For decades Central and Eastern Europe (CEE) has been a terrain for transformations and struggles marked by transnational processes which, in turn, are constantly reshaping the living and working conditions of everyone, but especially of women, LGBTQIA+ people and migrants. The transition to capitalism left public systems such as healthcare, education, affordable housing and social welfare underfunded, thus shifting a huge amount of the care and reproductive labour on the shoulders of women. Global conservative waves and the hardening of the patriarchal regime led to a huge increase in violence, femicides and attacks on basic reproductive rights and freedoms such as the draconian bans on abortions in Poland, the anti-LGBTQIA+ legislations in Hungary, Slovakia, Romania and Bulgaria, the storm against the Istanbul convention in the whole region. The racist hierarchies and exploitative divisions within the EU created conditions in which workers, often women, from CEE are forced to migrate towards other parts of Europe and work under miserable conditions mostly in the care, agricultural and the service sectors. The COVID-19 pandemic visibilized and exacerbated to the extreme these conditions and created even more contradictions by calling the labour performed mostly by women and migrants “essential” for the maintenance of society, yet refusing to acknowledge the right of these “essential workers” to decent lives and working conditions. 

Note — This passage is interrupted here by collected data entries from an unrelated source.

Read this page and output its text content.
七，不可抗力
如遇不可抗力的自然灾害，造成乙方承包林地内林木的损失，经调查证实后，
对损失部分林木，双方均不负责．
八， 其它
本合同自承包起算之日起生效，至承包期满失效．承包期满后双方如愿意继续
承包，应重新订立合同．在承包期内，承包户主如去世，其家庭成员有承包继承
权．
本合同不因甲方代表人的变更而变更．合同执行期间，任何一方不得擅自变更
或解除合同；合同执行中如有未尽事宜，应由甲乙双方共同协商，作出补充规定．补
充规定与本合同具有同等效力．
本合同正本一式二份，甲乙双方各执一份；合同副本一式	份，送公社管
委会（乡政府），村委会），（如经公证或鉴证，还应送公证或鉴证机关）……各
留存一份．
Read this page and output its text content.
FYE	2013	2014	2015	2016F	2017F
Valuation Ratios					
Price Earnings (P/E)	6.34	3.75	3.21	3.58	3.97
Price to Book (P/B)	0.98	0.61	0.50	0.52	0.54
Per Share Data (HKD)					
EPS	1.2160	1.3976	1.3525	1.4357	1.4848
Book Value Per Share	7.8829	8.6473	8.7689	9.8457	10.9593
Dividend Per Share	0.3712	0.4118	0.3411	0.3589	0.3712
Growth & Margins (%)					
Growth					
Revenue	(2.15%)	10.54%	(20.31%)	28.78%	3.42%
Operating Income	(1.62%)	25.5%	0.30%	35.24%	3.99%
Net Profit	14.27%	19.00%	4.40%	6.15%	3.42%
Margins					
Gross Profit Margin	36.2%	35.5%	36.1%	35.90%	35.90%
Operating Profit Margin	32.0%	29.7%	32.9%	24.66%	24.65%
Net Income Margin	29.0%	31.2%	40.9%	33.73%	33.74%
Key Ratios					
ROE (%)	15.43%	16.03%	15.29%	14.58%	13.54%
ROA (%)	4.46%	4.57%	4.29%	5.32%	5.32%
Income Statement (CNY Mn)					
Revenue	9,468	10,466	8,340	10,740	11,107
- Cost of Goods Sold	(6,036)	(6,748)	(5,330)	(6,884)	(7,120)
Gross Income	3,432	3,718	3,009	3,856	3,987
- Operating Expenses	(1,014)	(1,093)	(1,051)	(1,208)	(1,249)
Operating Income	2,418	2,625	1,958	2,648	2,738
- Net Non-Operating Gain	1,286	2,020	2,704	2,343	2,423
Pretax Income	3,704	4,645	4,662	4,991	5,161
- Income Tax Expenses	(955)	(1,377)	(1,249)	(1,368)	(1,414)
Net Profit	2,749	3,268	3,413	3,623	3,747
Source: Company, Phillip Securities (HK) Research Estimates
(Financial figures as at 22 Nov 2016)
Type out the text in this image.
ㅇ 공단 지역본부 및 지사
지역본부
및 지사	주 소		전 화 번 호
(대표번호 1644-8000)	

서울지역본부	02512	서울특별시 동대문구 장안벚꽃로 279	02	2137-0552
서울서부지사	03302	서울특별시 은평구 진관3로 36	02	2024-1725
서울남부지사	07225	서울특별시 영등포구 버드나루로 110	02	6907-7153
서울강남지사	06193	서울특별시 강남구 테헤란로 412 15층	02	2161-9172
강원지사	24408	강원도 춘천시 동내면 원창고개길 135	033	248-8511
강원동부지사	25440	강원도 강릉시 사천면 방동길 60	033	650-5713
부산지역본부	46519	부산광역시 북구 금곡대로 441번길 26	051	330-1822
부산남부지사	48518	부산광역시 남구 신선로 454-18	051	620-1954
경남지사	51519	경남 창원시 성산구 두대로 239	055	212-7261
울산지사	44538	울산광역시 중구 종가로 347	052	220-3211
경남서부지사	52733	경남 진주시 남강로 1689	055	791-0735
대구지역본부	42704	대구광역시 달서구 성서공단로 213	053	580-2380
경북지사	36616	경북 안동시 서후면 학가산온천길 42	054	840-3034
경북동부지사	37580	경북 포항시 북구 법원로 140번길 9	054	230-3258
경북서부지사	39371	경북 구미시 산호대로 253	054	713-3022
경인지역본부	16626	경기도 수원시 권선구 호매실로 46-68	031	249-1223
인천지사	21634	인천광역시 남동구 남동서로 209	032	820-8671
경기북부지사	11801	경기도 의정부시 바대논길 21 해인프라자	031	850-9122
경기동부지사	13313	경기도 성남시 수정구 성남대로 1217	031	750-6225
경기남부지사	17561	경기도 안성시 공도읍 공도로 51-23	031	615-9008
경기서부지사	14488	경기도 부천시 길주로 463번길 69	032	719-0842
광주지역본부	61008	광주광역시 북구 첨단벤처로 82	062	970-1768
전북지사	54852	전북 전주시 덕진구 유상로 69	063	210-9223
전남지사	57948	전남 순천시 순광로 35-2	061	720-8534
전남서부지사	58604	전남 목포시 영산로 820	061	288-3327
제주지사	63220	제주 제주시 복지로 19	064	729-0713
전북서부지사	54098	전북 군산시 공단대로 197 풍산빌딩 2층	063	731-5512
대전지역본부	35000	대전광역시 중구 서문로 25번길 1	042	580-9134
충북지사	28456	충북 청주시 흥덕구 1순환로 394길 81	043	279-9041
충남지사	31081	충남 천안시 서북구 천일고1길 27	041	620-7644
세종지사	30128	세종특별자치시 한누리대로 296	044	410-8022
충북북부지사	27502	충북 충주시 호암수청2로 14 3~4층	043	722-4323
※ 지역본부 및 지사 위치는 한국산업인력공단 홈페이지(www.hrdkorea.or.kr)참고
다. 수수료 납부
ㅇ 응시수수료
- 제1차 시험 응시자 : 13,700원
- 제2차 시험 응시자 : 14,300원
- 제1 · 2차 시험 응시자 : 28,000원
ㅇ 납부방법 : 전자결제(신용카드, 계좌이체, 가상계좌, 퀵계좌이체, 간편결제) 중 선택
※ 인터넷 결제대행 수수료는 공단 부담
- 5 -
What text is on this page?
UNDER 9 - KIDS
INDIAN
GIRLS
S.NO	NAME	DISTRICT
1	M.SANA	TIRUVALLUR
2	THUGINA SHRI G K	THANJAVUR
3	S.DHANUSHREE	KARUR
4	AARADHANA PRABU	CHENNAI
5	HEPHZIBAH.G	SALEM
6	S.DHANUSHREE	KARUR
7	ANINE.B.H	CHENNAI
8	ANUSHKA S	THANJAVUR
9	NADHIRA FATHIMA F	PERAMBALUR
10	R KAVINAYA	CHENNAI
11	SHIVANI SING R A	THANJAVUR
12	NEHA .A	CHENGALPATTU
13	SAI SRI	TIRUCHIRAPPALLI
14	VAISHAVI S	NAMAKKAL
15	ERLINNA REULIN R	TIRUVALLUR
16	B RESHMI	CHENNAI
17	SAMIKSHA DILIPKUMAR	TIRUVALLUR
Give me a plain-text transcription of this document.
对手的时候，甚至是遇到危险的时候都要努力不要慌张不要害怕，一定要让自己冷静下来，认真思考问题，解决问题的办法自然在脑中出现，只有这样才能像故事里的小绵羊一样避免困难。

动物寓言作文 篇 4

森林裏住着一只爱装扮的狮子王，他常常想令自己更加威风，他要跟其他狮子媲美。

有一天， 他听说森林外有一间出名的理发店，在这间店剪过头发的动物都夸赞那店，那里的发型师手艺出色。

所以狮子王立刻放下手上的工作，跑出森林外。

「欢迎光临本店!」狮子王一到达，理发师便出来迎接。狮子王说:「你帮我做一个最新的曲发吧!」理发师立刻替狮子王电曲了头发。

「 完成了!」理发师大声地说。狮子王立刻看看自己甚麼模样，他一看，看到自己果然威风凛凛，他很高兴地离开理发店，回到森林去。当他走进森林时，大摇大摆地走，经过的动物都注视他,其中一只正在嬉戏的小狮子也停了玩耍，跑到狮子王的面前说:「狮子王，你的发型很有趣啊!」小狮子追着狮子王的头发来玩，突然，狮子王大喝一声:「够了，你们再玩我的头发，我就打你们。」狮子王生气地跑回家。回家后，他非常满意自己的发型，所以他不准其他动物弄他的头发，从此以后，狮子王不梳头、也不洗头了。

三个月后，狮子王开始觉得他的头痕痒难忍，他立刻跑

Now the war in Ukraine is accelerating even more the patriarchal, capitalist and racist backlash against women, LGBTQI+ people, workers and migrants. In Ukraine, rape is being employed as a weapon, while the war is enforcing gendered and racist hierarchies and will be used by institutions as an opportunity for a neoliberal post-war reconstruction. Outside of Ukraine, refugees from the war, mostly women, are subject to patriarchal attacks and are being forced to accept unbearable working conditions to survive. At the same time, military expenses, both in Ukraine and in other EU countries, are paid by cutting social welfare funding, which again increases the labour burden on women, while inflation and higher prices for food, gas and rents fundamentally challenge our abilities to make ends meet.

None of the described developments are unique to CEE and the war – directly or indirectly – is affecting everyone, yet starting our analysis from this region and going beyond its borders help us better navigate this complex situation. Thus, amidst these social and political turmoils that the war and other crises bring, as feminists it is urgent to face and discuss the following:

How are our conditions of living and struggling on the terrain of social reproduction affected by the intersections of these crises?

If capitalist, patriarchal and racist regimes create divisions across societies and between regions, how can we go beyond these national and regional divisions and build new capacities for transnational feminist struggles?

How to organize our political response on the terrain of social reproduction within the new war context and against the ongoing other crises?

This Assembly organized by E.A.S.T. will be a moment to discuss all these questions with the further aim of strengthening our transnational connections and forging tools for political communication, struggle and strike on the terrain of social reproduction across the borders.